Count I charges a violation of section 403.727(l)(b) which prohibits the knowing transport of hazardous waste to a facility which does not have a current and valid permit as required by law. Count II charges a violation of section 387.07 which prohibits the willful or malicious defiling or corruption of any water source. Count III charges a violation of section 386.041 which provides that certain conditions permitted or maintained shall be prima facie evidence of maintaining a nuisance injurious to health, among which are those conditions charged in Count III, to wit, production and disposal of dangerous waste material from a manufacturing process harmful to human or animal life. None of these statutes require allegation or proof of actual harm, as does section 403.161(l)(a). Count IV, based on the latter statute, alleged that defendant did “willfully cause pollution so as to actually harm or injure human health or welfare, animal, plant or aquatic life or property.” and thus properly charged a crime pursuant to the statute and the dictates of Hamilton. (Emphasis added).

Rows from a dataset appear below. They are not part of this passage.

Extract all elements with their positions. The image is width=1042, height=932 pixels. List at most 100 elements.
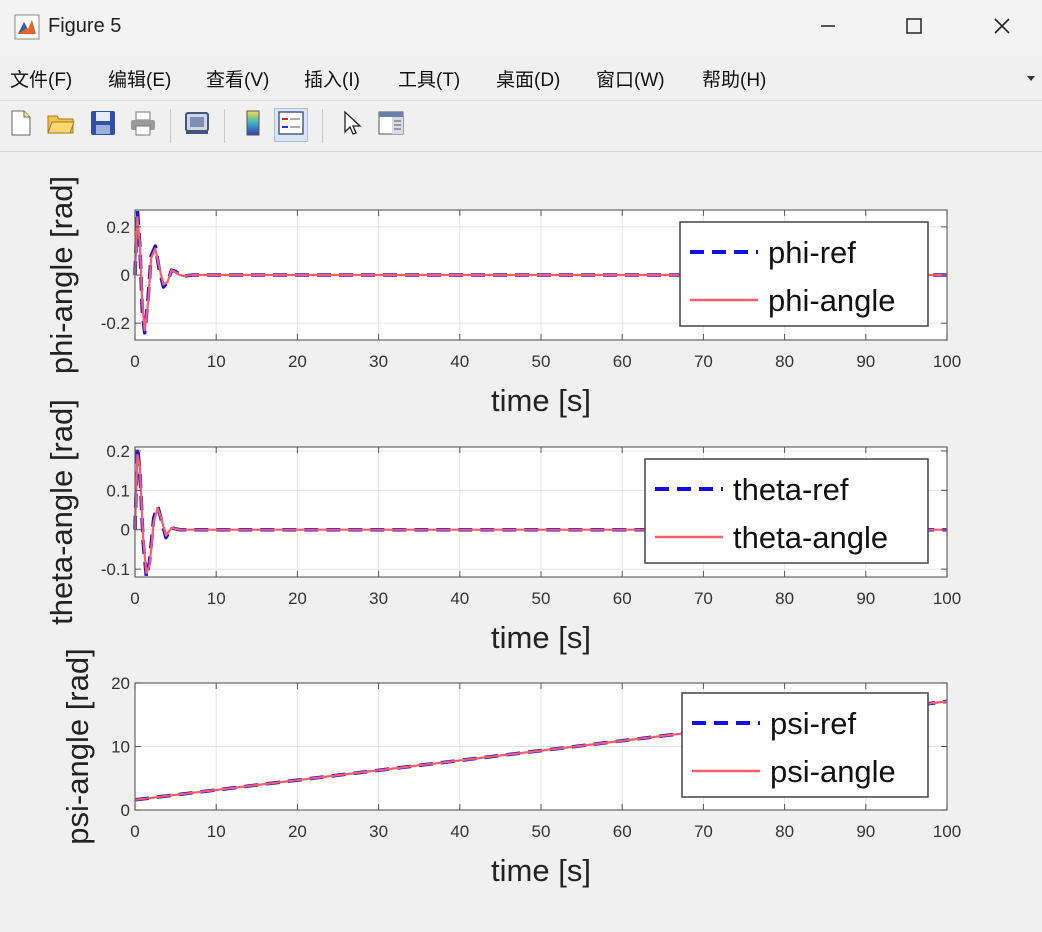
y-tick-label: 0.2 xyxy=(106,218,130,237)
save-icon xyxy=(90,110,116,141)
menu-file[interactable]: 文件(F) xyxy=(10,65,72,92)
x-tick-label: 90 xyxy=(856,822,875,841)
x-tick-label: 80 xyxy=(775,589,794,608)
open-property-inspector-button[interactable] xyxy=(374,108,408,142)
y-tick-label: -0.1 xyxy=(101,560,130,579)
x-tick-label: 40 xyxy=(450,822,469,841)
x-tick-label: 70 xyxy=(694,822,713,841)
x-tick-label: 40 xyxy=(450,589,469,608)
legend-label: theta-angle xyxy=(733,520,888,555)
window-title: Figure 5 xyxy=(48,15,122,37)
subplot-1[interactable]: 0 10 20 30 40 50 60 70 80 90 1000.20-0.2time [s]ph… xyxy=(44,176,961,418)
y-tick-label: 0 xyxy=(121,266,130,285)
new-figure-button[interactable] xyxy=(4,108,38,142)
legend[interactable]: theta-ref theta-angle xyxy=(644,458,929,564)
menu-window[interactable]: 窗口(W) xyxy=(596,65,665,92)
minimize-button[interactable] xyxy=(798,8,858,48)
menu-edit[interactable]: 编辑(E) xyxy=(108,65,171,92)
legend-label: psi-angle xyxy=(770,754,896,789)
x-tick-label: 50 xyxy=(532,589,551,608)
link-plot-button[interactable] xyxy=(180,108,214,142)
toolbar-separator xyxy=(224,109,225,143)
x-tick-label: 70 xyxy=(694,352,713,371)
open-file-button[interactable] xyxy=(44,108,78,142)
menu-view[interactable]: 查看(V) xyxy=(206,65,269,92)
matlab-figure-icon xyxy=(14,14,40,40)
x-tick-label: 100 xyxy=(933,352,961,371)
x-tick-label: 50 xyxy=(532,352,551,371)
x-tick-label: 30 xyxy=(369,822,388,841)
x-tick-label: 80 xyxy=(775,352,794,371)
y-tick-label: 0 xyxy=(121,521,130,540)
x-tick-label: 20 xyxy=(288,822,307,841)
legend-label: phi-angle xyxy=(768,283,896,318)
menu-help[interactable]: 帮助(H) xyxy=(702,65,766,92)
x-tick-label: 60 xyxy=(613,822,632,841)
y-tick-label: 20 xyxy=(111,674,130,693)
open-file-icon xyxy=(47,111,75,140)
title-bar: Figure 5 xyxy=(0,0,1042,56)
link-plot-icon xyxy=(183,110,211,141)
x-tick-label: 0 xyxy=(130,352,139,371)
x-tick-label: 0 xyxy=(130,589,139,608)
figure-canvas: 0 10 20 30 40 50 60 70 80 90 1000.20-0.2time [s]ph… xyxy=(44,176,961,888)
new-figure-icon xyxy=(9,110,33,141)
y-tick-label: 10 xyxy=(111,738,130,757)
print-button[interactable] xyxy=(126,108,160,142)
subplot-3[interactable]: 0 10 20 30 40 50 60 70 80 90 10020100time [s]psi-a… xyxy=(60,648,961,888)
save-button[interactable] xyxy=(86,108,120,142)
y-axis-label: phi-angle [rad] xyxy=(44,176,79,374)
x-tick-label: 100 xyxy=(933,589,961,608)
x-axis-label: time [s] xyxy=(491,383,591,418)
x-tick-label: 10 xyxy=(207,352,226,371)
x-tick-label: 100 xyxy=(933,822,961,841)
y-tick-label: -0.2 xyxy=(101,314,130,333)
insert-legend-button[interactable] xyxy=(274,108,308,142)
legend-label: phi-ref xyxy=(768,235,856,270)
open-property-inspector-icon xyxy=(377,110,405,141)
x-tick-label: 10 xyxy=(207,589,226,608)
menu-desktop[interactable]: 桌面(D) xyxy=(496,65,560,92)
legend-label: theta-ref xyxy=(733,472,849,507)
print-icon xyxy=(129,110,157,141)
close-icon xyxy=(993,17,1011,40)
x-tick-label: 90 xyxy=(856,352,875,371)
y-axis-label: psi-angle [rad] xyxy=(60,648,95,844)
maximize-icon xyxy=(905,17,923,40)
insert-colorbar-icon xyxy=(243,109,263,142)
menu-insert[interactable]: 插入(I) xyxy=(304,65,360,92)
x-axis-label: time [s] xyxy=(491,620,591,655)
chevron-down-icon[interactable] xyxy=(1026,70,1036,81)
x-axis-label: time [s] xyxy=(491,853,591,888)
subplot-2[interactable]: 0 10 20 30 40 50 60 70 80 90 1000.20.10-0.1time [s… xyxy=(44,399,961,655)
x-tick-label: 20 xyxy=(288,589,307,608)
x-tick-label: 60 xyxy=(613,352,632,371)
edit-plot-button[interactable] xyxy=(334,108,368,142)
y-axis-label: theta-angle [rad] xyxy=(44,399,79,625)
figure-toolbar xyxy=(0,100,1042,152)
x-tick-label: 30 xyxy=(369,352,388,371)
y-tick-label: 0 xyxy=(121,801,130,820)
x-tick-label: 0 xyxy=(130,822,139,841)
y-tick-label: 0.2 xyxy=(106,442,130,461)
x-tick-label: 60 xyxy=(613,589,632,608)
edit-plot-icon xyxy=(340,110,362,141)
x-tick-label: 40 xyxy=(450,352,469,371)
x-tick-label: 90 xyxy=(856,589,875,608)
insert-colorbar-button[interactable] xyxy=(236,108,270,142)
legend[interactable]: phi-ref phi-angle xyxy=(679,221,929,327)
legend[interactable]: psi-ref psi-angle xyxy=(681,692,929,798)
x-tick-label: 80 xyxy=(775,822,794,841)
insert-legend-icon xyxy=(278,110,304,140)
x-tick-label: 10 xyxy=(207,822,226,841)
x-tick-label: 20 xyxy=(288,352,307,371)
y-tick-label: 0.1 xyxy=(106,481,130,500)
maximize-button[interactable] xyxy=(884,8,944,48)
legend-label: psi-ref xyxy=(770,706,857,741)
close-button[interactable] xyxy=(972,8,1032,48)
x-tick-label: 70 xyxy=(694,589,713,608)
toolbar-separator xyxy=(170,109,171,143)
toolbar-separator xyxy=(322,109,323,143)
menu-tools[interactable]: 工具(T) xyxy=(398,65,460,92)
menu-bar: 文件(F) 编辑(E) 查看(V) 插入(I) 工具(T) 桌面(D) 窗口(W… xyxy=(0,58,1042,96)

The supreme court’s statement in Hamilton that criminal penalties are imposed only if actual harm is caused refers to the statute under consideration in that case; it does not engraft the element of actual harm on all environmental and pollution control statutes. Hamilton certainly does not stand for the proposition that actual harm is a prerequisite to the imposition of any criminal penalties. There is no prohibition against the legislature proscribing improper disposal or storage of hazardous waste or deleterious substances, acts which place human health, safety and welfare in jeopardy, and making such actions subject to criminal penalties. The language of the first three counts sufficiently tracks the statutory language and adequately alleges violations of those statutes. Counts I, II and III were improperly dismissed. Count IV of the information alleges a violation of *828section 403,161(l)(a), the same statute under consideration in Hamilton, and it does contain the required allegation of actual harm, an element of that charge. Dismissal of Count IV was also error.
REVERSED and REMANDED for further proceedings.

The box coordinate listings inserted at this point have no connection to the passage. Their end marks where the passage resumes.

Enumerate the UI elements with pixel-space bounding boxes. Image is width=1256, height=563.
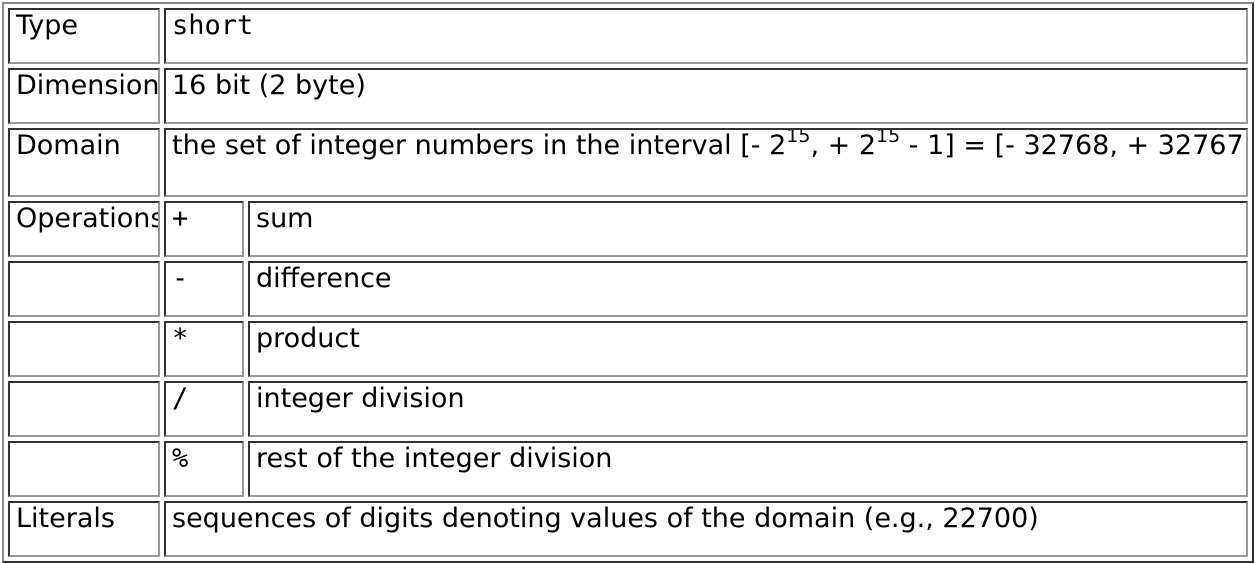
dimension-row: Dimension 16 bit (2 byte) xyxy=(8,68,1248,124)
operation-description: sum xyxy=(248,201,1248,257)
operation-row-integer-division: / integer division xyxy=(8,381,1248,437)
domain-label: Domain xyxy=(8,128,160,197)
domain-exponent-1: 15 xyxy=(786,128,811,147)
operations-label-empty xyxy=(8,321,160,377)
operations-label: Operations xyxy=(8,201,160,257)
domain-value: the set of integer numbers in the interv… xyxy=(164,128,1248,197)
domain-exponent-2: 15 xyxy=(876,128,901,147)
operation-description: difference xyxy=(248,261,1248,317)
operation-description: rest of the integer division xyxy=(248,441,1248,497)
literals-row: Literals sequences of digits denoting va… xyxy=(8,501,1248,557)
operation-row-sum: Operations + sum xyxy=(8,201,1248,257)
operations-label-empty xyxy=(8,261,160,317)
domain-row: Domain the set of integer numbers in the… xyxy=(8,128,1248,197)
domain-text-1: the set of integer numbers in the interv… xyxy=(172,130,787,161)
operation-description: integer division xyxy=(248,381,1248,437)
type-row: Type short xyxy=(8,8,1248,64)
literals-label: Literals xyxy=(8,501,160,557)
domain-text-3: - 1] = [- 32768, + 32767] xyxy=(900,130,1248,161)
operation-row-rest: % rest of the integer division xyxy=(8,441,1248,497)
operation-symbol: % xyxy=(164,441,244,497)
operation-row-difference: - difference xyxy=(8,261,1248,317)
type-value: short xyxy=(164,8,1248,64)
dimension-value: 16 bit (2 byte) xyxy=(164,68,1248,124)
data-type-table: Type short Dimension 16 bit (2 byte) Dom… xyxy=(2,2,1254,563)
dimension-label: Dimension xyxy=(8,68,160,124)
operation-symbol: - xyxy=(164,261,244,317)
operation-symbol: / xyxy=(164,381,244,437)
operation-description: product xyxy=(248,321,1248,377)
type-label: Type xyxy=(8,8,160,64)
operations-label-empty xyxy=(8,381,160,437)
operation-row-product: * product xyxy=(8,321,1248,377)
domain-text-2: , + 2 xyxy=(810,130,877,161)
operations-label-empty xyxy=(8,441,160,497)
operation-symbol: + xyxy=(164,201,244,257)
operation-symbol: * xyxy=(164,321,244,377)
literals-value: sequences of digits denoting values of t… xyxy=(164,501,1248,557)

COBB and DANIEL, JJ., concur.. § 403.727(3)(b), Fla.Stat. (1983).
. § 387.08, Fla.Stat. (1983).
. § 386.041, Fla.Stat. (1983).
. §§ 403.161(l)(a) and (3), Fla.Stat. (1983).
. This section provides:
It shall be a violation of this Chapter, and it shall be prohibited:
(a) To cause pollution, except as otherwise provided in this Chapter, so as to harm or injure human health or welfare, animal, plant, or aquatic life or property.
Section 403.031(7), Florida Statutes, defines pollution as
[T]he presence in the outdoor atmosphere or waters of the state of any substances, contaminants, noise, or man-made or man-induced alteration of the chemical, physical, biological, or radiological integrity of air or water in *827quantities or at levels which are or may be potentially harmful or injurious to human health or welfare, animal or plant life, or property, or unreasonably interfere with the enjoyment of life or property, including outdoor recreation.